Threats to Texas power supply from new freezer


New warnings are being issued for power supplies in Texas as the state prepares for subzero weather conditions in the coming days.

Just over a fortnight ago, the first arctic explosion of the year crippled many gas wells and processing plants, raising concerns about Lone Star State’s level of preparedness this time around, Bloomberg reported.

The main concern of Texas lawmakers will be to protect the natural gas drillers, wind farms and solar panels that continue to drive the state’s economy — and help provide electricity to its 30 millions of inhabitants.

During the arctic cold earlier this month, more than 10% of Texas gas production was taken offline over a two-day period, according to data provided by Bloomberg NEF.

The second-largest US state is still reeling from the effects of last year’s severe freeze, which killed more than 200 people in February alone.

Some, like Democratic congressional candidate Coy Branscum, have criticized Republican leaders in Texas for failing to take effective action in the past 11 months that would help prevent this from happening again.
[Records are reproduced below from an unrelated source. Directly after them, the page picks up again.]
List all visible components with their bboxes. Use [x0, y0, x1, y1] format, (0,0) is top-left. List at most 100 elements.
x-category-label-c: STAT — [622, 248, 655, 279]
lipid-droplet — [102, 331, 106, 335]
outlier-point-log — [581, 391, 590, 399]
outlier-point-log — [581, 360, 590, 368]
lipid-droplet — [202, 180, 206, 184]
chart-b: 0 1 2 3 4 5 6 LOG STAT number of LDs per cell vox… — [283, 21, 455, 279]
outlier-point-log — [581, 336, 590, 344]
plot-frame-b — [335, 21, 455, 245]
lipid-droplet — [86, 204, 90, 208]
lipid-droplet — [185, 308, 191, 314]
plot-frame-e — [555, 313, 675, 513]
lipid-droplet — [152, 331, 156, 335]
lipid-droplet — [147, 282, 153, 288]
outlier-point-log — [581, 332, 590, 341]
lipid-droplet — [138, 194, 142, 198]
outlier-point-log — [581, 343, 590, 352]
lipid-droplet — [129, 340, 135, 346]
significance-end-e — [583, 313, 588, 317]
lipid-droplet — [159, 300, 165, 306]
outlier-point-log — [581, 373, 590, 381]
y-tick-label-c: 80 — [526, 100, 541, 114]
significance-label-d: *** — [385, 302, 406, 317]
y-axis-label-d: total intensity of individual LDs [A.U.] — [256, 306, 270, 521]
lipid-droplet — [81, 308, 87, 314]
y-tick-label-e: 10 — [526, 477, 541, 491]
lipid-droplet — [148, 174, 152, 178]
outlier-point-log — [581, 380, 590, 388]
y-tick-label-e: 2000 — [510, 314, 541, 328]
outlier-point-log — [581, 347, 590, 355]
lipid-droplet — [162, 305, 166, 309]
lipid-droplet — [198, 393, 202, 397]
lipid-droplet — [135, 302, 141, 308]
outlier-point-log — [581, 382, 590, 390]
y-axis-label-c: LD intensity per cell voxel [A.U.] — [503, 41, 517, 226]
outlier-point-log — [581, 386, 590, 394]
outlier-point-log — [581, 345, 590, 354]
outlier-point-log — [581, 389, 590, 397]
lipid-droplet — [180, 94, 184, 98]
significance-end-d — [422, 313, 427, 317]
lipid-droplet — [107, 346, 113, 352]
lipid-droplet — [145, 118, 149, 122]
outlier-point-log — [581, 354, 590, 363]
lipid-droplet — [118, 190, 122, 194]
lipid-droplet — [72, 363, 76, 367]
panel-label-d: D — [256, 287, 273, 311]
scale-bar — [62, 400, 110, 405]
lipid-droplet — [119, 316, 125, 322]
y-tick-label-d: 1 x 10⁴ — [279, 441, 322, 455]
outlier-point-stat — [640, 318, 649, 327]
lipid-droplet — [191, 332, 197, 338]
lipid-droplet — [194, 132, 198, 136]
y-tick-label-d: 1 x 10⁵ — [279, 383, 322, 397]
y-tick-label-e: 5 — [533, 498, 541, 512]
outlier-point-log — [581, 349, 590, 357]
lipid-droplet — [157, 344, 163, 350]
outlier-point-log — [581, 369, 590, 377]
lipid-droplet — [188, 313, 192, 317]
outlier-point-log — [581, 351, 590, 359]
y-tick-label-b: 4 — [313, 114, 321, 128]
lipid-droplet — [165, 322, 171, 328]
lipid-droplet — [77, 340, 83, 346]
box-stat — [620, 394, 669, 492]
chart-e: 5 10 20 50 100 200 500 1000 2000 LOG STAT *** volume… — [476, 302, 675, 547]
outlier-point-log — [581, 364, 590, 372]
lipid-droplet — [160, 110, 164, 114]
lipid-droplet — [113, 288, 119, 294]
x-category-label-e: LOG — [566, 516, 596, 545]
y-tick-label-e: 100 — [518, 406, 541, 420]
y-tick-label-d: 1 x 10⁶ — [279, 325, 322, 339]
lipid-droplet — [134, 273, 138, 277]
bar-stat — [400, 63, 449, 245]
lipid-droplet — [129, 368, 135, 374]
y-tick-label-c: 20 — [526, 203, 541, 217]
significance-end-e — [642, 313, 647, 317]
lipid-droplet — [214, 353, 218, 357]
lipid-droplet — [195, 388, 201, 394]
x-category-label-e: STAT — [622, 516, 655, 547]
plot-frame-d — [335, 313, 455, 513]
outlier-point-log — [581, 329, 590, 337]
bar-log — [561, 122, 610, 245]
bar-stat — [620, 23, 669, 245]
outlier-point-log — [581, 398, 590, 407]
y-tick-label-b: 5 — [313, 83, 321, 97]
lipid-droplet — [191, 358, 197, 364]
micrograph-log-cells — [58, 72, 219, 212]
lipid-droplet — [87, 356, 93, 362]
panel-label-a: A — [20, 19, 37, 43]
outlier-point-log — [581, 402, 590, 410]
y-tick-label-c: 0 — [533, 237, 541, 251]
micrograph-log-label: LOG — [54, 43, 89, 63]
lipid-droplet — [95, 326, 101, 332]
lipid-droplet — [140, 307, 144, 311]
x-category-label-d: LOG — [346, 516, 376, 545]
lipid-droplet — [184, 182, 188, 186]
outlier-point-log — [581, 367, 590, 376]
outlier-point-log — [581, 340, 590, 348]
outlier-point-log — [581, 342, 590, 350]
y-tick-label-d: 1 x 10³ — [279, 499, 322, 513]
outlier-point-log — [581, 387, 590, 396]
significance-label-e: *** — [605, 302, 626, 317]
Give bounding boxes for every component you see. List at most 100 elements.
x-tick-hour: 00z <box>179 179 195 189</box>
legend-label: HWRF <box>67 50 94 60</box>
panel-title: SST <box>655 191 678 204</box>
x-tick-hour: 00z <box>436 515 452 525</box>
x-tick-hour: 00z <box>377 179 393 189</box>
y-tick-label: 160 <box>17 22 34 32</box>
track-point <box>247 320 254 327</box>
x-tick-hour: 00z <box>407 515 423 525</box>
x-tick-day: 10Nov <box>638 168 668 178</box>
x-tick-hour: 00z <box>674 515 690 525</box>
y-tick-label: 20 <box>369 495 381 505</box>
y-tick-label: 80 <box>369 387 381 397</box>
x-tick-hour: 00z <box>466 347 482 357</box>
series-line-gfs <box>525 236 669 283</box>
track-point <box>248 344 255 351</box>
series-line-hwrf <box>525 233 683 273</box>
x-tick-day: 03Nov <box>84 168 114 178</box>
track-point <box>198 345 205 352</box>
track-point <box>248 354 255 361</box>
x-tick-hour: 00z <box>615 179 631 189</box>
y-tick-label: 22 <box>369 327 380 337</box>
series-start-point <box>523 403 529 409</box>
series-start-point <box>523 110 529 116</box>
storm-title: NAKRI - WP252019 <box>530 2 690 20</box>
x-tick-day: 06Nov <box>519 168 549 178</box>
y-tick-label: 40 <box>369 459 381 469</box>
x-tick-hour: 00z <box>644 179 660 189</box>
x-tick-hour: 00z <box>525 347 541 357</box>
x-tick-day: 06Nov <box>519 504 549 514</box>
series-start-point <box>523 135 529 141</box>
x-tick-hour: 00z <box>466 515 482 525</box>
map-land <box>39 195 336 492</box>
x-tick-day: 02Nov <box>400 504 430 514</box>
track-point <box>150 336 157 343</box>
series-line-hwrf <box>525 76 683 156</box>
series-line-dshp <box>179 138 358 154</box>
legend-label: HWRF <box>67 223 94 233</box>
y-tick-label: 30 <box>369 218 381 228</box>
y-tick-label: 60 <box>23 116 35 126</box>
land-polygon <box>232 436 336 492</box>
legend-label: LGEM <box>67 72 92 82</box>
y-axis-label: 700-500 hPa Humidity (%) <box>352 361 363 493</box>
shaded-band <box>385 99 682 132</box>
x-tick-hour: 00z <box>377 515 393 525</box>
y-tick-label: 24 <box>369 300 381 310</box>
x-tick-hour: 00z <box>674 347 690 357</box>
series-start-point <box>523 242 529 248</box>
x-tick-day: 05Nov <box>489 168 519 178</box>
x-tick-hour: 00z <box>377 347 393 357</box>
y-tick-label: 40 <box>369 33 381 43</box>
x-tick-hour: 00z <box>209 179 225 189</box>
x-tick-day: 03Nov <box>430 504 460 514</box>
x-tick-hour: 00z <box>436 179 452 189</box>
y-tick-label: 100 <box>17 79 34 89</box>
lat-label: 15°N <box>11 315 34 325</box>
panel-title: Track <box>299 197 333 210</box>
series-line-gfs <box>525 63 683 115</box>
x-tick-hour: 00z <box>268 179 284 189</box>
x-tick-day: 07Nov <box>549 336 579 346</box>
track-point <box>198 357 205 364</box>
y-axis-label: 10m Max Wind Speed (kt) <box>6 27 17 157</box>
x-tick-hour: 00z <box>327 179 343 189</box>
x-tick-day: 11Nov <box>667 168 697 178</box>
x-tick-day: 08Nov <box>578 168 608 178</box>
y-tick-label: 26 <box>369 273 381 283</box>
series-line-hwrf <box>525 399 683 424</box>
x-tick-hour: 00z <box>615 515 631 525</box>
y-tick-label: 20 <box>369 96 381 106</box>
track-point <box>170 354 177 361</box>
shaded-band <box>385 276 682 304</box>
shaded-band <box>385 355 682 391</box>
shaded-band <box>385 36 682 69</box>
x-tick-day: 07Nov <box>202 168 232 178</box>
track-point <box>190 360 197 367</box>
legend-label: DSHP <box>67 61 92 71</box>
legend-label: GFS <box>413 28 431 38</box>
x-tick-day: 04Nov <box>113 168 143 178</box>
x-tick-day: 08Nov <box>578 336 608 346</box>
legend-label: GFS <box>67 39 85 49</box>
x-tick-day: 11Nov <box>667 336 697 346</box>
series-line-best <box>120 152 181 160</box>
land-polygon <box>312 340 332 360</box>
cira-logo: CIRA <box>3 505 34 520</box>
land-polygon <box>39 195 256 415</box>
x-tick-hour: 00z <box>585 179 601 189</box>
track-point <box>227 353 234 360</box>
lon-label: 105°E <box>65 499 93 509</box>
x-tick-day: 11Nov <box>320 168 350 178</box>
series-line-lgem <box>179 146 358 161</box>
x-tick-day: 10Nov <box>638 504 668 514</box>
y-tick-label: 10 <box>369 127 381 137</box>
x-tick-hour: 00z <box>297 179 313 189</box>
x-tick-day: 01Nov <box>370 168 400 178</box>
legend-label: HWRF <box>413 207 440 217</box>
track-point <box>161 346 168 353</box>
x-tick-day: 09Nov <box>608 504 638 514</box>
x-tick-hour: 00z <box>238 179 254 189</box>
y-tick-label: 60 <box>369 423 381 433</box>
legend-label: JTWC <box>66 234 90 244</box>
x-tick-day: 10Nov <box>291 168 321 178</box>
The temperature drop will vary across Texas, but one city that could suffer more than most is Midland. Home to the Permian Basin oil and gas field, temperatures are expected to hit a low of 18 degrees Fahrenheit next week.

While virtually any power supply is at risk of being affected by such extreme conditions, gas wells are particularly susceptible to “freezes” due to the high volumes of groundwater that typically flow out of the ground next to the fuel.

Texas has been hit by record winter storms

(Joe Raedle/Getty Images)

During this month’s cold spell, West Texas crude hit a two-week high as buyers rushed to stock up in anticipation of upcoming shortages.

The Texas Railroad Commission, which oversees oil and gas production in the state, sent an email and held two conference calls Tuesday about the upcoming freeze with major producers and major pipeline operators.

“They have planned for nothing other than normal production fluctuations, however, they are prepared to address any issues they may have with overnight freezing temperatures,” the Railroad Commission spokesperson said. , RJ DeSilva, in a statement emailed to Bloomberg.